Rare 450-million-year-old sea scorpion fossil discovered in China
In China, scientists have stumbled across a fossil of a rare ancient sea scorpion. It has the potential to shed new light on the extinct eurypterid group to which the fossils belong.
The study was led by the Nanjing Institute of Geology and Palaeontology of the Chinese Academy of Sciences (NIGPAS).
Archopterus anjiensis is the name given to this newly identified species, and it is known to be the earliest recorded sea scorpion fossil discovered in the country.
Reportedly, the 450-million-year-old Ordovician fossil was discovered in the Wenchang Formation of Anji County in Zhejiang Province, South China.
Fascinatingly, this 15-cm-long extinct species was a fierce ocean predator, despite its small size. "Archopterus anjiensis is characterized by a parabolic carapace, Hughmilleria-type prosomal appendages, vase-shaped metastoma, and a three-segmented type A (female) genital appendage, estimated to be 15 cm long," said WANG Han, first author of the study, in an official statement.
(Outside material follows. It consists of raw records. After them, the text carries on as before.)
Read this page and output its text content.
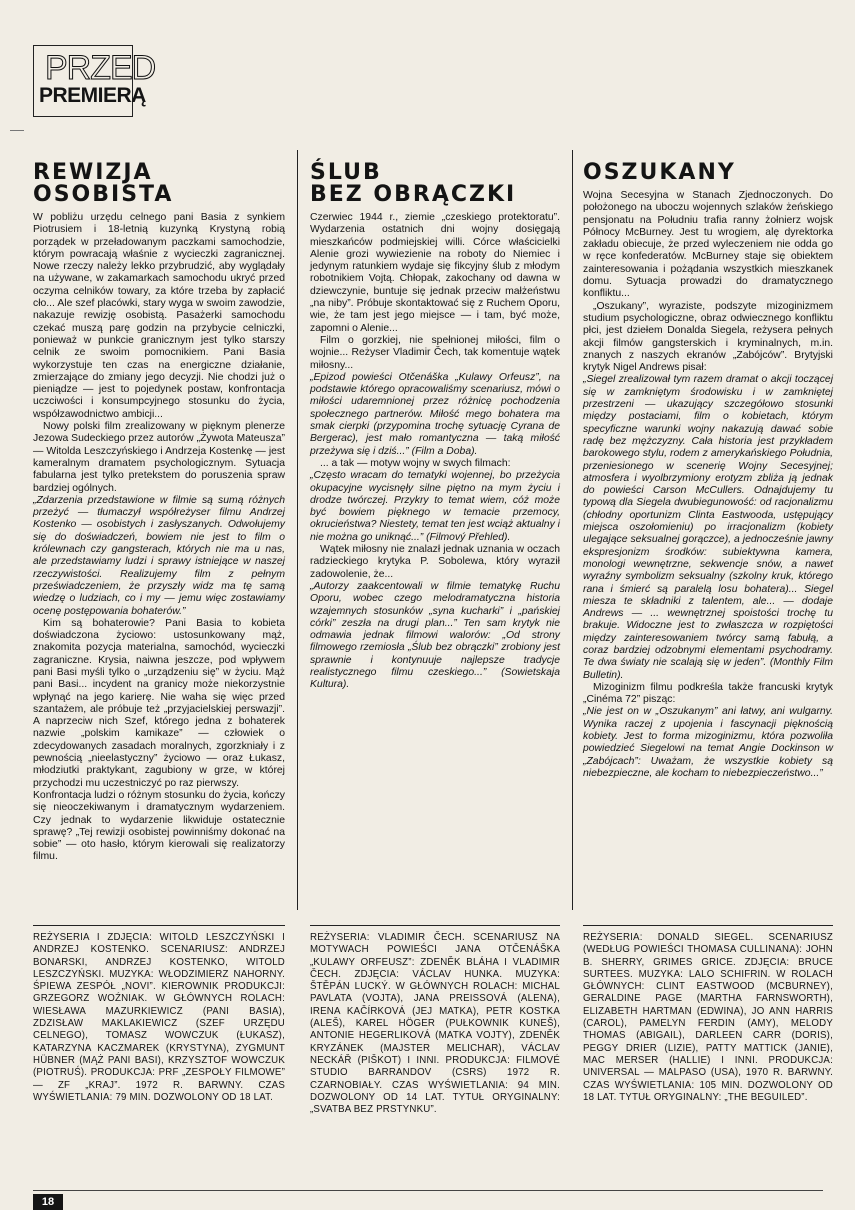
PRZED
PREMIERĄ
REWIZJA
OSOBISTA

W pobliżu urzędu celnego pani Basia z synkiem Piotrusiem i 18-letnią kuzynką Krystyną robią porządek w przeładowanym paczkami samochodzie, którym powracają właśnie z wycieczki zagranicznej. Nowe rzeczy należy lekko przybrudzić, aby wyglądały na używane, w zakamarkach samochodu ukryć przed oczyma celników towary, za które trzeba by zapłacić cło... Ale szef placówki, stary wyga w swoim zawodzie, nakazuje rewizję osobistą. Pasażerki samochodu czekać muszą parę godzin na przybycie celniczki, ponieważ w punkcie granicznym jest tylko starszy celnik ze swoim pomocnikiem. Pani Basia wykorzystuje ten czas na energiczne działanie, zmierzające do zmiany jego decyzji. Nie chodzi już o pieniądze — jest to pojedynek postaw, konfrontacja uczciwości i konsumpcyjnego stosunku do życia, współzawodnictwo ambicji...

Nowy polski film zrealizowany w pięknym plenerze Jezowa Sudeckiego przez autorów „Żywota Mateusza” — Witolda Leszczyńskiego i Andrzeja Kostenkę — jest kameralnym dramatem psychologicznym. Sytuacja fabularna jest tylko pretekstem do poruszenia spraw bardziej ogólnych.

„Zdarzenia przedstawione w filmie są sumą różnych przeżyć — tłumaczył współreżyser filmu Andrzej Kostenko — osobistych i zasłyszanych. Odwołujemy się do doświadczeń, bowiem nie jest to film o królewnach czy gangsterach, których nie ma u nas, ale przedstawiamy ludzi i sprawy istniejące w naszej rzeczywistości. Realizujemy film z pełnym przeświadczeniem, że przyszły widz ma tę samą wiedzę o ludziach, co i my — jemu więc zostawiamy ocenę postępowania bohaterów.”

Kim są bohaterowie? Pani Basia to kobieta doświadczona życiowo: ustosunkowany mąż, znakomita pozycja materialna, samochód, wycieczki zagraniczne. Krysia, naiwna jeszcze, pod wpływem pani Basi myśli tylko o „urządzeniu się” w życiu. Mąż pani Basi... incydent na granicy może niekorzystnie wpłynąć na jego karierę. Nie waha się więc przed szantażem, ale próbuje też „przyjacielskiej perswazji”. A naprzeciw nich Szef, którego jedna z bohaterek nazwie „polskim kamikaze” — człowiek o zdecydowanych zasadach moralnych, zgorzkniały i z pewnością „nieelastyczny” życiowo — oraz Łukasz, młodziutki praktykant, zagubiony w grze, w której przychodzi mu uczestniczyć po raz pierwszy.

Konfrontacja ludzi o różnym stosunku do życia, kończy się nieoczekiwanym i dramatycznym wydarzeniem. Czy jednak to wydarzenie likwiduje ostatecznie sprawę? „Tej rewizji osobistej powinniśmy dokonać na sobie” — oto hasło, którym kierowali się realizatorzy filmu.

ŚLUB
BEZ OBRĄCZKI

Czerwiec 1944 r., ziemie „czeskiego protektoratu”. Wydarzenia ostatnich dni wojny dosięgają mieszkańców podmiejskiej willi. Córce właścicielki Alenie grozi wywiezienie na roboty do Niemiec i jedynym ratunkiem wydaje się fikcyjny ślub z młodym robotnikiem Vojtą. Chłopak, zakochany od dawna w dziewczynie, buntuje się jednak przeciw małżeństwu „na niby”. Próbuje skontaktować się z Ruchem Oporu, wie, że tam jest jego miejsce — i tam, być może, zapomni o Alenie...

Film o gorzkiej, nie spełnionej miłości, film o wojnie... Reżyser Vladimir Čech, tak komentuje wątek miłosny...

„Epizod powieści Otčenáška „Kulawy Orfeusz”, na podstawie którego opracowaliśmy scenariusz, mówi o miłości udaremnionej przez różnicę pochodzenia społecznego partnerów. Miłość mego bohatera ma smak cierpki (przypomina trochę sytuację Cyrana de Bergerac), jest mało romantyczna — taką miłość przeżywa się i dziś...” (Film a Doba).

... a tak — motyw wojny w swych filmach:

„Często wracam do tematyki wojennej, bo przeżycia okupacyjne wycisnęły silne piętno na mym życiu i drodze twórczej. Przykry to temat wiem, cóż może być bowiem pięknego w temacie przemocy, okrucieństwa? Niestety, temat ten jest wciąż aktualny i nie można go uniknąć...” (Filmový Přehled).

Wątek miłosny nie znalazł jednak uznania w oczach radzieckiego krytyka P. Sobolewa, który wyraził zadowolenie, że...

„Autorzy zaakcentowali w filmie tematykę Ruchu Oporu, wobec czego melodramatyczna historia wzajemnych stosunków „syna kucharki” i „pańskiej córki” zeszła na drugi plan...” Ten sam krytyk nie odmawia jednak filmowi walorów: „Od strony filmowego rzemiosła „Ślub bez obrączki” zrobiony jest sprawnie i kontynuuje najlepsze tradycje realistycznego filmu czeskiego...” (Sowietskaja Kultura).

OSZUKANY

Wojna Secesyjna w Stanach Zjednoczonych. Do położonego na uboczu wojennych szlaków żeńskiego pensjonatu na Południu trafia ranny żołnierz wojsk Północy McBurney. Jest tu wrogiem, alę dyrektorka zakładu obiecuje, że przed wyleczeniem nie odda go w ręce konfederatów. McBurney staje się obiektem zainteresowania i pożądania wszystkich mieszkanek domu. Sytuacja prowadzi do dramatycznego konfliktu...

„Oszukany”, wyraziste, podszyte mizoginizmem studium psychologiczne, obraz odwiecznego konfliktu płci, jest dziełem Donalda Siegela, reżysera pełnych akcji filmów gangsterskich i kryminalnych, m.in. znanych z naszych ekranów „Zabójców”. Brytyjski krytyk Nigel Andrews pisał:

„Siegel zrealizował tym razem dramat o akcji toczącej się w zamkniętym środowisku i w zamkniętej przestrzeni — ukazujący szczegółowo stosunki między postaciami, film o kobietach, którym specyficzne warunki wojny nakazują dawać sobie radę bez mężczyzny. Cała historia jest przykładem barokowego stylu, rodem z amerykańskiego Południa, przeniesionego w scenerię Wojny Secesyjnej; atmosfera i wyolbrzymiony erotyzm zbliża ją jednak do powieści Carson McCullers. Odnajdujemy tu typową dla Siegela dwubiegunowość: od racjonalizmu (chłodny oportunizm Clinta Eastwooda, ustępujący miejsca oszołomieniu) po irracjonalizm (kobiety ulegające seksualnej gorączce), a jednocześnie jawny ekspresjonizm środków: subiektywna kamera, monologi wewnętrzne, sekwencje snów, a nawet wyraźny symbolizm seksualny (szkolny kruk, którego rana i śmierć są paralelą losu bohatera)... Siegel miesza te składniki z talentem, ale... — dodaje Andrews — ... wewnętrznej spoistości trochę tu brakuje. Widoczne jest to zwłaszcza w rozpiętości między zainteresowaniem twórcy samą fabułą, a coraz bardziej odzobnymi elementami psychodramy. Te dwa światy nie scalają się w jeden”. (Monthly Film Bulletin).

Mizoginizm filmu podkreśla także francuski krytyk „Cinéma 72” pisząc:

„Nie jest on w „Oszukanym” ani łatwy, ani wulgarny. Wynika raczej z upojenia i fascynacji pięknością kobiety. Jest to forma mizoginizmu, która pozwoliła powiedzieć Siegelowi na temat Angie Dockinson w „Zabójcach”: Uważam, że wszystkie kobiety są niebezpieczne, ale kocham to niebezpieczeństwo...”

REŻYSERIA I ZDJĘCIA: WITOLD LESZCZYŃSKI I ANDRZEJ KOSTENKO. SCENARIUSZ: ANDRZEJ BONARSKI, ANDRZEJ KOSTENKO, WITOLD LESZCZYŃSKI. MUZYKA: WŁODZIMIERZ NAHORNY. ŚPIEWA ZESPÓŁ „NOVI”. KIEROWNIK PRODUKCJI: GRZEGORZ WOŹNIAK. W GŁÓWNYCH ROLACH: WIESŁAWA MAZURKIEWICZ (PANI BASIA), ZDZISŁAW MAKLAKIEWICZ (SZEF URZĘDU CELNEGO), TOMASZ WOWCZUK (ŁUKASZ), KATARZYNA KACZMAREK (KRYSTYNA), ZYGMUNT HÜBNER (MĄŻ PANI BASI), KRZYSZTOF WOWCZUK (PIOTRUŚ). PRODUKCJA: PRF „ZESPOŁY FILMOWE” — ZF „KRAJ”. 1972 R. BARWNY. CZAS WYŚWIETLANIA: 79 MIN. DOZWOLONY OD 18 LAT.
REŻYSERIA: VLADIMIR ČECH. SCENARIUSZ NA MOTYWACH POWIEŚCI JANA OTČENÁŠKA „KULAWY ORFEUSZ”: ZDENĚK BLÁHA I VLADIMIR ČECH. ZDJĘCIA: VÁCLAV HUNKA. MUZYKA: ŠTĚPÁN LUCKÝ. W GŁÓWNYCH ROLACH: MICHAL PAVLATA (VOJTA), JANA PREISSOVÁ (ALENA), IRENA KAČÍRKOVÁ (JEJ MATKA), PETR KOSTKA (ALEŠ), KAREL HÖGER (PUŁKOWNIK KUNEŠ), ANTONIE HEGERLIKOVÁ (MATKA VOJTY), ZDENĚK KRYZÁNEK (MAJSTER MELICHAR), VÁCLAV NECKÁŘ (PIŠKOT) I INNI. PRODUKCJA: FILMOVÉ STUDIO BARRANDOV (CSRS) 1972 R. CZARNOBIAŁY. CZAS WYŚWIETLANIA: 94 MIN. DOZWOLONY OD 14 LAT. TYTUŁ ORYGINALNY: „SVATBA BEZ PRSTYNKU”.
REŻYSERIA: DONALD SIEGEL. SCENARIUSZ (WEDŁUG POWIEŚCI THOMASA CULLINANA): JOHN B. SHERRY, GRIMES GRICE. ZDJĘCIA: BRUCE SURTEES. MUZYKA: LALO SCHIFRIN. W ROLACH GŁÓWNYCH: CLINT EASTWOOD (MCBURNEY), GERALDINE PAGE (MARTHA FARNSWORTH), ELIZABETH HARTMAN (EDWINA), JO ANN HARRIS (CAROL), PAMELYN FERDIN (AMY), MELODY THOMAS (ABIGAIL), DARLEEN CARR (DORIS), PEGGY DRIER (LIZIE), PATTY MATTICK (JANIE), MAC MERSER (HALLIE) I INNI. PRODUKCJA: UNIVERSAL — MALPASO (USA), 1970 R. BARWNY. CZAS WYŚWIETLANIA: 105 MIN. DOZWOLONY OD 18 LAT. TYTUŁ ORYGINALNY: „THE BEGUILED”.
18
The species most likely thrived in deep water at depths of several hundred meters. The study highlights this newly described species as a rare find, as only 12 Ordovician eurypterids have been found and documented globally. According to the research, eurypterids are an extinct group of Paleozoic chelicerate arthropods.
This unusual fossil discovery could shed light on the early evolution of eurypterid species that, million years ago, occupied parts of the Gondwana supercontinent. The eurypterids appeared for the first time during the Ordovician geological period. The official statement highlights that they “attained their maximum diversity during the late Silurian and early Devonian and became extinct at the end of Permian.”
Due to their unusual morphology and ecological diversity, eurypterids occupied almost every place on Earth, from marine to freshwater and even terrestrial environments. As a result, scientists believe they are critical to understanding the "transition of ecological environments in the Paleozoic."
This site also yielded fossils of other marine life that once thrived in the deep sea, such as sponges. "The specimen is preserved, together with diverse sponges, graptolites and occasional nautiloids, in a 10 m thick shale of marine deep-water setting," noted the study.
The results have been published in the Journal of Paleontology.
Study abstract:
An early form of eurypterids (Chelicerata), Archopterus anjiensis n. gen. n. sp., is described from the uppermost Ordovician Wenchang Formation of Anji County, Zhejiang Province, South China. It is the earliest record of eurypterids in China and likely the oldest representative of the Adelophthalmidae. The species, represented by a single specimen, is diagnosed by a ventrally preserved prosoma with a parabolic carapace, Hughmilleria-type prosomal appendages, a short vase-shaped metastoma, and a three-segmented type A (female) genital appendage. The specimen is preserved, together with diverse sponges, graptolites and occasional nautiloids, in a 10 m thick shale of marine deep-water setting. This finding extends the stratigraphic range of adelophthalmids from the previously recorded early Silurian into the Late Ordovician (some 10 million years older) and supports an earlier cryptic phase of eurypterid evolution in Gondwana.